Cass Cleave put down her knife and looked at me. I shrugged again, smiling my most candid, my most winning smile. "My dear," I said, "I have turned my coat so often it has grown threadbare."

It was only then that I realized how angry I was, how angry I had been all along, ever since I had opened her letter, and before that, long before that, in the expectation of it, for I had always known it would come, from someone, sooner or later. Cass Cleave had turned her face aside now and was looking out at the street. How much did she know? Beadily I studied her.

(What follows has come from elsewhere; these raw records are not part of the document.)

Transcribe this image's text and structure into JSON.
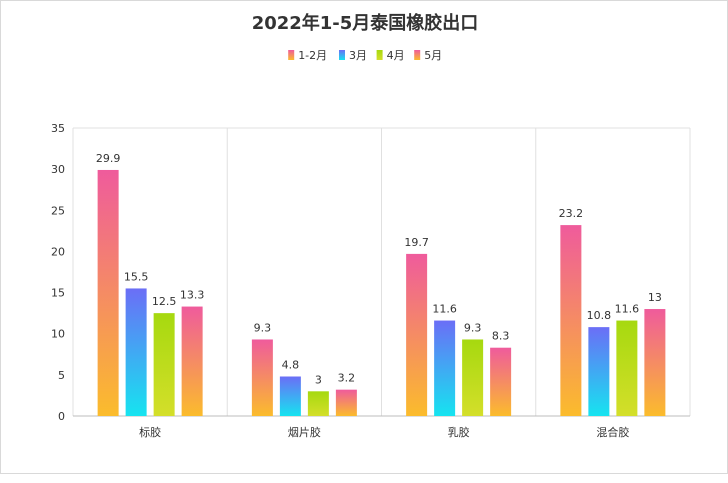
{
  "chart_data": {
    "type": "bar",
    "title": "2022年1-5月泰国橡胶出口",
    "categories": [
      "标胶",
      "烟片胶",
      "乳胶",
      "混合胶"
    ],
    "series": [
      {
        "name": "1-2月",
        "values": [
          29.9,
          9.3,
          19.7,
          23.2
        ],
        "color_top": "#ef5b9c",
        "color_bottom": "#fbbc2c"
      },
      {
        "name": "3月",
        "values": [
          15.5,
          4.8,
          11.6,
          10.8
        ],
        "color_top": "#6b6ef6",
        "color_bottom": "#16e4f0"
      },
      {
        "name": "4月",
        "values": [
          12.5,
          3,
          9.3,
          11.6
        ],
        "color_top": "#a6d90f",
        "color_bottom": "#d4df2a"
      },
      {
        "name": "5月",
        "values": [
          13.3,
          3.2,
          8.3,
          13
        ],
        "color_top": "#ef5b9c",
        "color_bottom": "#fbbc2c"
      }
    ],
    "ylim": [
      0,
      35
    ],
    "yticks": [
      0,
      5,
      10,
      15,
      20,
      25,
      30,
      35
    ],
    "legend_position": "top-center",
    "grid": "vertical category separators"
  }
}
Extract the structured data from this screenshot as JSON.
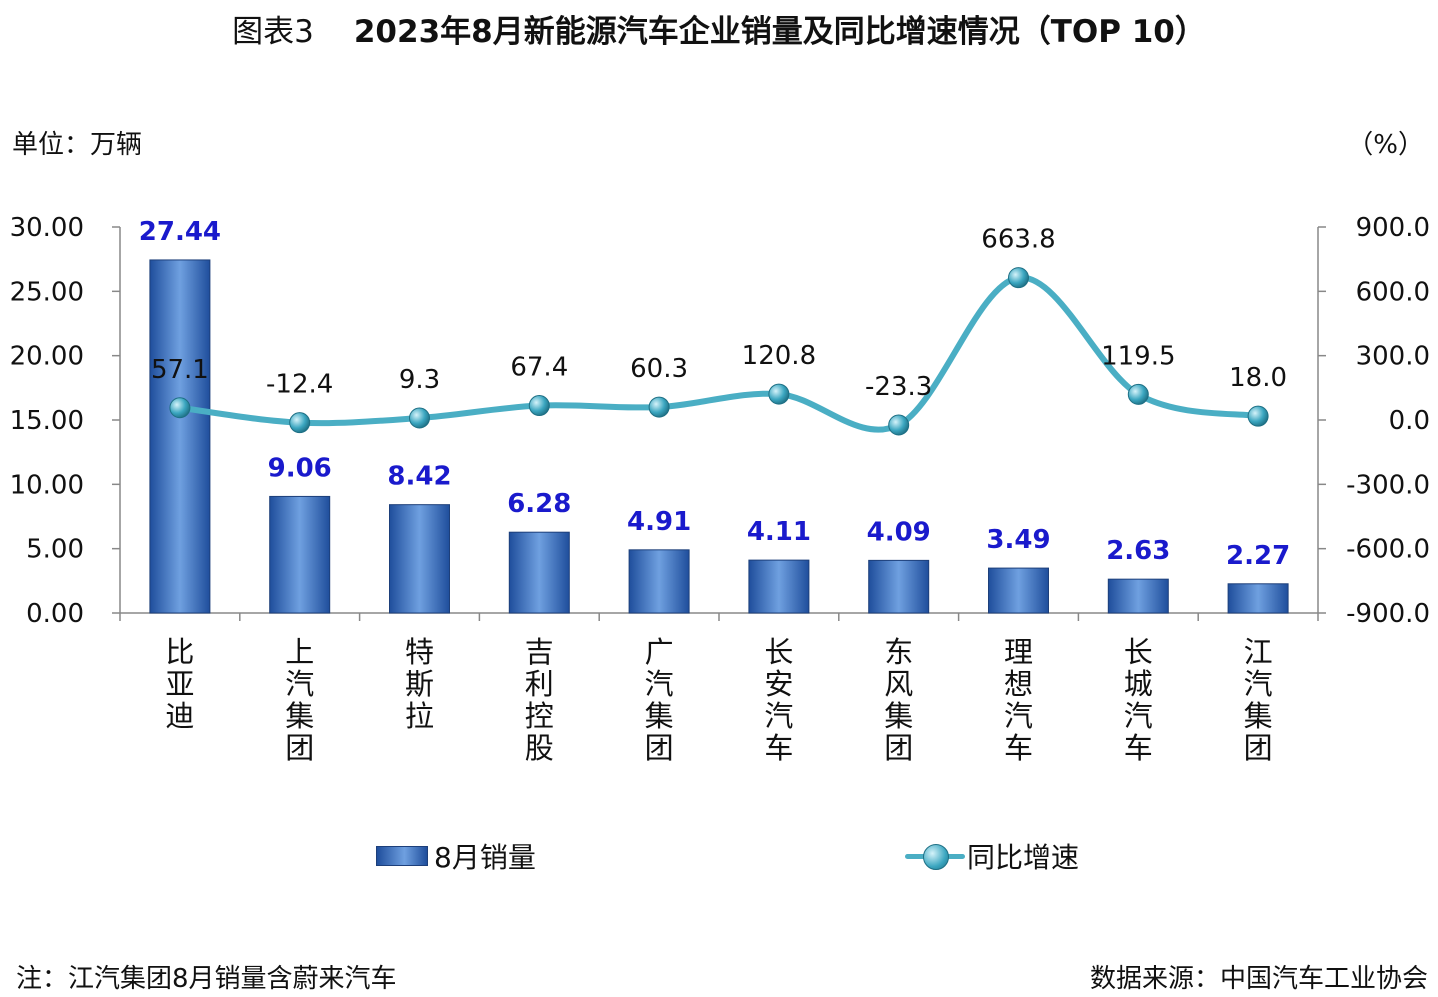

Yes, I recognized the type: driven, clever, cunning and helpless, prey to secret hungers, nameless distresses, looking for rescue in all the wrong directions. Her nails were gnawed past the quick. I shut my eyes for a moment. Could it really be that the intricate exploit that was my life, this hard-won triumph of risk and daring and mendacity, would at the end be brought to nothing by the yearnings for attention of a half-demented girl? The afternoon sunlight had angled itself down past the high roofs into the street, and something from outside kept flashing through the window into my eyes, some reflection from glass or metal. I was well on the way to being drunk. Without thinking to do it I reached out and took one of Cass Cleave's hands in both of mine and smiled my compelling smile again, showing my teeth. What a spectacle we must have been for the other lunchers in the place, the rank old roué pawing this pale girl and grinning like a horse. "Come with me," I said, gallant and jocular, "I want to show you the place where an old friend used to live." She was looking at her hand resting in mine, her head tilted to one side, with an expression of puzzlement, as if no one had ever held her hand before. I brushed my fingertips along her palm; it was warm and unexpectedly hard. When she lowered her eyes the lids, mauve-tinted, slightly glossy, were so rounded and taut they seemed almost transparent.